Он хотел хмыкнуть, но услышал что-то похожее на рычание. Это почему-то развеселило, но вместо смеха из горла донесся рев. Дхар, махнув огромной лапой, подхватил с земли рюкзак и скатку, свистнул, (свистеть он не разучился) и легко, огромными прыжками помчался вперед. Бежать было совсем нетрудно, дыхание оставалось ровным и свободным. Вначале Фроат подумал, что бежит слишком медленно, но, бросив быстрый взгляд вокруг, понял, что едва ли старый мотоцикл помог быстрее достичь цели. Впрочем, в давние годы дхарские богатыри славились тем, что умели опережать врагов, и пеших, и конных.

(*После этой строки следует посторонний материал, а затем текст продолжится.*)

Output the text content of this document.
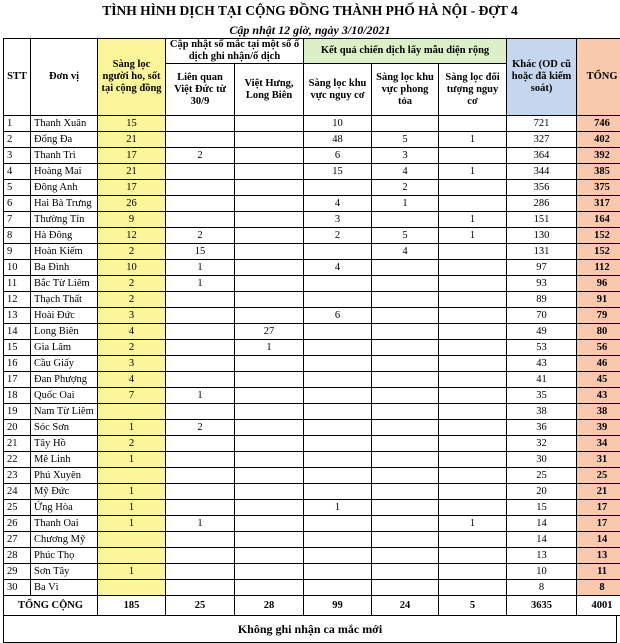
TÌNH HÌNH DỊCH TẠI CỘNG ĐỒNG THÀNH PHỐ HÀ NỘI - ĐỢT 4
Cập nhật 12 giờ, ngày 3/10/2021
STT	Đơn vị	Sàng lọc người ho, sốt tại cộng đồng	Cập nhật số mắc tại một số ổ dịch ghi nhận/ổ dịch		Kết quả chiến dịch lấy mẫu diện rộng			Khác (OD cũ hoặc đã kiểm soát)	TỔNG
			Liên quan Việt Đức từ 30/9	Việt Hưng, Long Biên	Sàng lọc khu vực nguy cơ	Sàng lọc khu vực phong tỏa	Sàng lọc đối tượng nguy cơ		
1	Thanh Xuân	15			10			721	746
2	Đống Đa	21			48	5	1	327	402
3	Thanh Trì	17	2		6	3		364	392
4	Hoàng Mai	21			15	4	1	344	385
5	Đông Anh	17				2		356	375
6	Hai Bà Trưng	26			4	1		286	317
7	Thường Tín	9			3		1	151	164
8	Hà Đông	12	2		2	5	1	130	152
9	Hoàn Kiếm	2	15			4		131	152
10	Ba Đình	10	1		4			97	112
11	Bắc Từ Liêm	2	1					93	96
12	Thạch Thất	2						89	91
13	Hoài Đức	3			6			70	79
14	Long Biên	4		27				49	80
15	Gia Lâm	2		1				53	56
16	Cầu Giấy	3						43	46
17	Đan Phượng	4						41	45
18	Quốc Oai	7	1					35	43
19	Nam Từ Liêm							38	38
20	Sóc Sơn	1	2					36	39
21	Tây Hồ	2						32	34
22	Mê Linh	1						30	31
23	Phú Xuyên							25	25
24	Mỹ Đức	1						20	21
25	Ứng Hòa	1			1			15	17
26	Thanh Oai	1	1				1	14	17
27	Chương Mỹ							14	14
28	Phúc Thọ							13	13
29	Sơn Tây	1						10	11
30	Ba Vì							8	8
TỔNG CỘNG		185	25	28	99	24	5	3635	4001
Không ghi nhận ca mắc mới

…Где-то через час дхар остановился, но не потому что устал, а просто из желания посидеть минуту-другую на траве. Лес был пуст, по-прежнему не слышалось птичьих голосов, а из низких туч начало накрапывать. Впрочем, дождь теперь был не страшен, и Фроат, вновь закинув рюкзак со скаткой за спину, продолжил путь. Теперь он боялся лишь одного – заблудиться, но успокаивал себя тем, что лесная просека, по которой он бежал, никуда не сворачивала.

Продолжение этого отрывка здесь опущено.